Well, there’s no what-if. It’s already there. Without doing anything.

Here’s all the content of Synthetic Work unlocked, for example, for the Italian audience:

The implications of this are enormous. If we can figure out how to address the hallucinations problem, this approach to search is orders of magnitude better than the Google one. But even without addressing the hallucinations problem, you can imagine a million of little search engines independently created by organizations all around the world to unlock their content for their specific audience.

What’s the expression? Death by a thousand cuts?

And then, perhaps, all these little AI search engines could talk to each other? They simulate humans, no? So, maybe they could call each other on the phone when they need to know something?

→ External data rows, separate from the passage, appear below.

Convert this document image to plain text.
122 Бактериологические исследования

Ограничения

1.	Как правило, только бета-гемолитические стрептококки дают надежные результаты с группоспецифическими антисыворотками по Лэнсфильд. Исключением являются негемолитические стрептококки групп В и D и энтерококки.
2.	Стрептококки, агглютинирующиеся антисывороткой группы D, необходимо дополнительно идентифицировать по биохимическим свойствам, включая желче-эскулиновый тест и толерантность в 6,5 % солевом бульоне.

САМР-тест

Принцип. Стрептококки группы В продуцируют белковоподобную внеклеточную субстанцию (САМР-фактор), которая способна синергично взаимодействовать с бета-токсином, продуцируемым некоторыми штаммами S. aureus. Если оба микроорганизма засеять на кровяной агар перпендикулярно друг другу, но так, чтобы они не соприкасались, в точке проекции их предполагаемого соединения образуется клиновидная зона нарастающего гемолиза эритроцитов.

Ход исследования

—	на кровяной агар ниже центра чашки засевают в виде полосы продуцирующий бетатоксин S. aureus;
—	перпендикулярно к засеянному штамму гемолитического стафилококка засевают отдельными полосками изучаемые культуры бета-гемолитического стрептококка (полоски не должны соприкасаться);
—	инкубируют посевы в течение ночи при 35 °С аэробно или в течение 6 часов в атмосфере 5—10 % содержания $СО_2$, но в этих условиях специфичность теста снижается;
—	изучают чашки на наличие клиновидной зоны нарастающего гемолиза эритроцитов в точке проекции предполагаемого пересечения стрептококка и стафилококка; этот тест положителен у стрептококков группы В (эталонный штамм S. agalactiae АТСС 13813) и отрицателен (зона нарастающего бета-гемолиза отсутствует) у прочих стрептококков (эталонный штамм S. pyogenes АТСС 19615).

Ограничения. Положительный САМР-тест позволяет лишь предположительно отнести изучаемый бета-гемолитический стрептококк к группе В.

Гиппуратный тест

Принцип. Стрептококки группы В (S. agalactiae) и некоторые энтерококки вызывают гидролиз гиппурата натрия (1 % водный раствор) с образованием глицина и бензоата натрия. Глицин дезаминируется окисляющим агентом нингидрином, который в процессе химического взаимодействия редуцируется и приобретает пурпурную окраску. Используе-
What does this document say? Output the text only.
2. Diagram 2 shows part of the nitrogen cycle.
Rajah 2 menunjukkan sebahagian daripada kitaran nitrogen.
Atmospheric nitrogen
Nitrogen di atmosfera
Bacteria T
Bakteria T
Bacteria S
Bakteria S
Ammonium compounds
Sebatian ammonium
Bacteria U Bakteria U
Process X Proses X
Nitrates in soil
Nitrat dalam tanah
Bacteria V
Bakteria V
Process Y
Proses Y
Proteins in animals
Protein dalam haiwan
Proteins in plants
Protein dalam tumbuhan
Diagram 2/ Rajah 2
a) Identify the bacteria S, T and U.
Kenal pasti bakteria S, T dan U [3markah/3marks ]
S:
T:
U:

Google tried for a decade to enter the enterprise market, building and selling appliances that companies could deploy internally to search their content. It never worked. And now we have this, which tackles the problem from a completely different angle, in a much, much simpler way.

I am sure that many executives at Google are losing their sleep over this.

Now, before closing, a few words about the privacy of this next-gen search engine.

  1. I have no way of knowing who is using it among the members of Synthetic Work.
  2. Differently from a traditional search engine, I don’t even know what people are searching for. Which is not great for me because I can’t use the information to refocus the content I publish, if necessary.
  3. I disabled a little flag in the configuration of custom GPTs called “Use conversation data in your GPT to improve our models”

So. Go, give it a try and let me know what you think about it:

In the coming days and weeks, I’ll refine the Instructions of this GPT based on your feedback and will try to embed it in the Synthetic Work main website.